Tom Holland is nowadays best known as a historian and translator of Herodotus, but he started his career, back in the 1990s, as a novelist, favouring eerie, rather supernatural historical themes. The Sleeper in the Sands ticks all those boxes with aplomb, as it tells the story of the ambitious archaeologist Howard Carter, who is on the brink of making the most fabulous discovery of his career. As he waits for the arrival of his patron Lord Carnarvon, Carter finds himself brooding on what he can expect to find behind the sealed doorway of this unprecedentedly undisturbed tomb. Great treasures, certainly, but also dark whispers of something else. For strange papers have come into Carter’s possession, warning him of a terrible curse and recording a story that has been lost to the sands for millennia: the tale of the heretic Pharaoh Akh-en-Aten…
I do like a bit of Gothic fiction and Holland’s novel definitely delivers on that score, with a taste for melodramatic horror. As the novel progresses, we find ourselves peeling back the layers of myth and history like the skins of an onion, through a series of interlinked stories that sit within each other like the dolls of a Matryoshka. Switching between third-person and first person, between conventional narrative, memoir and fragments of fable, Holland’s story is inspired by facts and (occasionally left-field) archaeological theories. I know next to nothing about Egyptology, so assumed that the ‘history’ was as much of a jolly made-up romp as the fantasy. However, I was surprised to find how much of the plot had some basis in fact. Not all, though. At least, let’s hope not.
Lacking the funds to launch himself effortlessly on a career as an Egyptologist, young Howard Carter claws his way up from the lowest of the low, as an archaeological draughtsman. He learns to love the art and artefacts of Egypt by copying them in watercolours for the official record; but he itches to do better. When the chance arises to work with the celebrated but irascible archaeologist Flinders Petrie, Carter can hardly believe his luck. Petrie is excavating somewhere new: not in the hotspots of the Valley of the Kings, but in a large desert-plain some distance down the Nile. Here he is uncovering something which has rewritten the understanding of Egyptian history: proof that one of the Pharaohs moved the entire Egyptian court away from the great temples at Luxor and out into the wilderness, where he turned his back on the traditional Egyptian pantheon and devoted his worship to one God alone: the sun. The Pharaoh’s name? Akh-en-Aten: a man who attempted something so cataclysmic, so unprecedented, so dangerous, that his new city was destroyed by his successors and buried beneath the sands; his family’s names and faces gouged out of sculptures and tomb frescoes; his entire line extinguished as if it had never existed.
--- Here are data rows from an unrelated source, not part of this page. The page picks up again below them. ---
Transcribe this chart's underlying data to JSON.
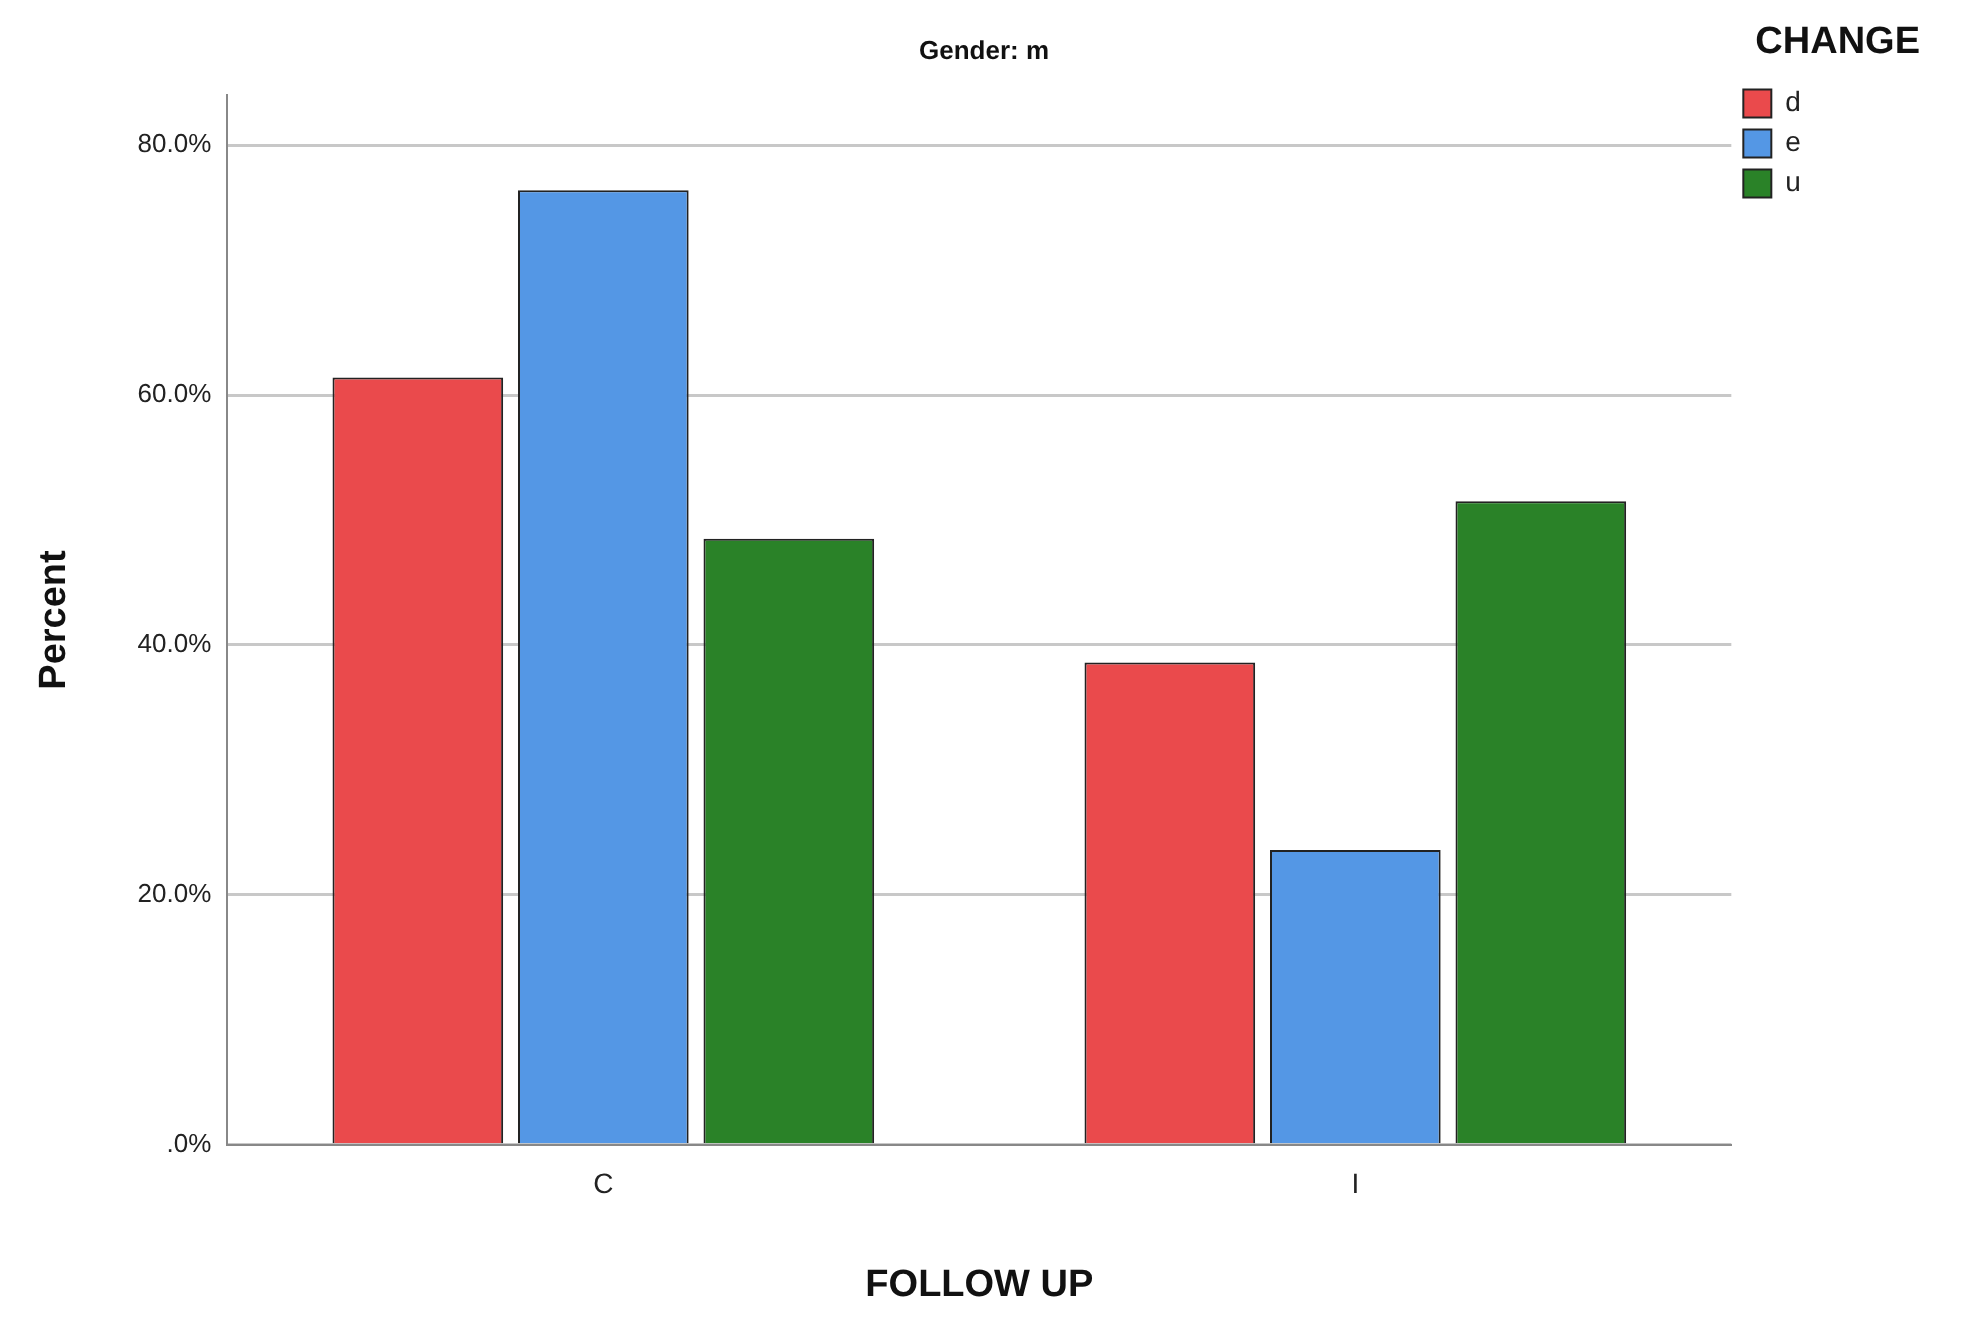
{
  "chart_data": {
    "type": "bar",
    "title": "Gender: m",
    "xlabel": "FOLLOW UP",
    "ylabel": "Percent",
    "legend_title": "CHANGE",
    "categories": [
      "C",
      "I"
    ],
    "series": [
      {
        "name": "d",
        "color": "#ea4a4c",
        "values": [
          61.4,
          38.6
        ]
      },
      {
        "name": "e",
        "color": "#5497e5",
        "values": [
          76.4,
          23.6
        ]
      },
      {
        "name": "u",
        "color": "#2a8228",
        "values": [
          48.5,
          51.5
        ]
      }
    ],
    "ylim": [
      0,
      84
    ],
    "yticks": [
      {
        "value": 0,
        "label": ".0%"
      },
      {
        "value": 20,
        "label": "20.0%"
      },
      {
        "value": 40,
        "label": "40.0%"
      },
      {
        "value": 60,
        "label": "60.0%"
      },
      {
        "value": 80,
        "label": "80.0%"
      }
    ],
    "grid": "y",
    "legend": "top right"
  }
}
As he develops his own skills, Carter remains intoxicated by the tale of Akh-en-Aten and his family – and increasingly puzzled by its mysteries. As he works on his own sites in the Valley of the Kings, he notices strange amulets being left in newly-opened tombs: scenes of two figures crouching beneath a sun. What do these mean? Why do similar scenes arise in medieval Arab graffiti on the rocks around the Valley, and on rings that his workers dig up from the sands? Soon his quest for knowledge will lead him deep into the labyrinthine streets of Cairo, where he realises that he isn’t the only one interested in the legacies of Akh-en-Aten. He has stumbled across an ancient secret of blood, death and immortality: a secret preserved by generations of ancient priests, and which brought an entire line of Pharaohs to their untimely end.
There was a lot to enjoy here, and it’s an unashamedly pulpy romp. Dark, beautiful, mysterious women; blood magic; mysterious figures in dark bazaars; guardians of the desert; it’s all here. Skip a few lines if you want to avoid spoilers: I was amused to see the way that Holland managed to mix up Egyptian curses, aliens and vampires in a way that actually worked fairly well, and I suppose that’s certainly one way of explaining the exaggerated art of the Amarna period. While this is obviously fiction, and its solutions are those of a storyteller rather than an archaeologist, it does a good job of conveying the fragmentary state of knowledge about this distant period. But it also conjures up the magic of Ancient Egypt: the glorious sense of adventure in that 1920s-30s archaeological milieu (shades of The Mummy with Brendan Fraser and Rachel Weisz), and the weird myths and artistic conventions that have left us with such a puzzling and (metaphorically) alien culture to unpick.
I’ve been keen to read more about Egypt for a while, ever since I visited the Neues Museum in Berlin. The famous bust of Nefertiti stunned me, of course, but I was equally moved by the fragmentary portrait busts of her (and Akhenaten’s) daughters, as well as the astonishing tenderness and grace that you see in art of the Amarna period. The Sleeper in the Sands is doubtless one of the more fantastical books I’ll encounter, but it’s certainly whetted my appetite for more. By good fortune, I discovered three second-hand books on Egyptology yesterday, so I’m hoping to fill in some of the many gaps in my own knowledge very soon. In the meantime, has anyone read any good books about Akh-en-Aten (or Akhenaten) that they can recommend? Fact or fiction will do equally well.